Although the US economy is showing a few positive signs of improvement, the printing industry still seems to be in a general malaise. A funk. An aimless wandering. You can almost see folks asking, “What should I do now?”
The industry has taken quite a beating from rising costs, thinning margins, ongoing infrastructure investments, sourcing the right talent, and competing against the invisible hand of digitization of everything. Just a couple of these would leave anyone’s head spinning. Winning in such a competitive environment requires a boldness to not repeat the past, to continually test, and look toward the future — calculated innovation.

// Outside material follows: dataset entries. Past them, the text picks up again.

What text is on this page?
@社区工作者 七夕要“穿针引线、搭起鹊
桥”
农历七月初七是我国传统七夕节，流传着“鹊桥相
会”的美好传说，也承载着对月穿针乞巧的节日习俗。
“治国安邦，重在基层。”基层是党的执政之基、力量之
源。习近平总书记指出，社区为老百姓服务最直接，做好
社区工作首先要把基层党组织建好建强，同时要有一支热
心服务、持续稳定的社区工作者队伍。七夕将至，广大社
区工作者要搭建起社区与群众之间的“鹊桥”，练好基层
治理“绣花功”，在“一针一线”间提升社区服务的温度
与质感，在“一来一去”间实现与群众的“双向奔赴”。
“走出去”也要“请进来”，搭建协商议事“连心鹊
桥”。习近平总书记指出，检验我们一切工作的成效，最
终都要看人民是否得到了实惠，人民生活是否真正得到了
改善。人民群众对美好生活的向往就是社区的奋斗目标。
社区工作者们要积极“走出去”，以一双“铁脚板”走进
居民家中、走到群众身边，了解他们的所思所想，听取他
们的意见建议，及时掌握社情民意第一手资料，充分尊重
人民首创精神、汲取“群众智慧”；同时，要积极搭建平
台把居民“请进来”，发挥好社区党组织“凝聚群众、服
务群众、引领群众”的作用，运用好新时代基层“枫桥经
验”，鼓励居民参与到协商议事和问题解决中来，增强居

Starbucks was in a similar heap of trouble a few years ago. Wall Street wanted the company to slash prices, slash employees, slash stores, slash benefits, slash anything that moved. Wrangling costs and over expansion were seen as surefire ways to temporarily boost the financials. Howard Schultz did jettison underperforming stores and reshuffled his management team. He did not change Starbucks or sway from its core values, like providing health benefits.
Instead, Schultz doubled down on what the company does best. “We have 40-plus years of acquiring real estate and designing and operating stores all over the world. We understand how to elevate and romanticize an experience built around a beverage.”, said Schultz. The company focused on taking small risks to see if it could later scale. Via, Vivanno, and Blonde are a few drinks tested in a few target markets before seeing wider release. The second pillar of the company, their coffeehouse store, is continuously being tested, tweaked, and modified. Roy Street Coffee & Tea in Seattle is such a test. The store shares little mention or reference to a traditional Starbucks. Instead the much larger structure can be repurposed to accommodate screenings and concerts while patrons munch on high-end snacks and sip their wine.
Starbucks recent resurgence aligns with Jim Collins research from his book Good to Great. One of the key discoveries from his research is that the more successful companies were not necessarily more innovative. However, when the successful companies did find a “winner”, they committed all the necessary resources to make it a success.
Every business is unique and has a set of core abilities. The trick for printers is to take that core competency, apply it to a new practice, and go commit to it fully if it works. This sort of calculated innovation just might allow you to climb out of this great recession.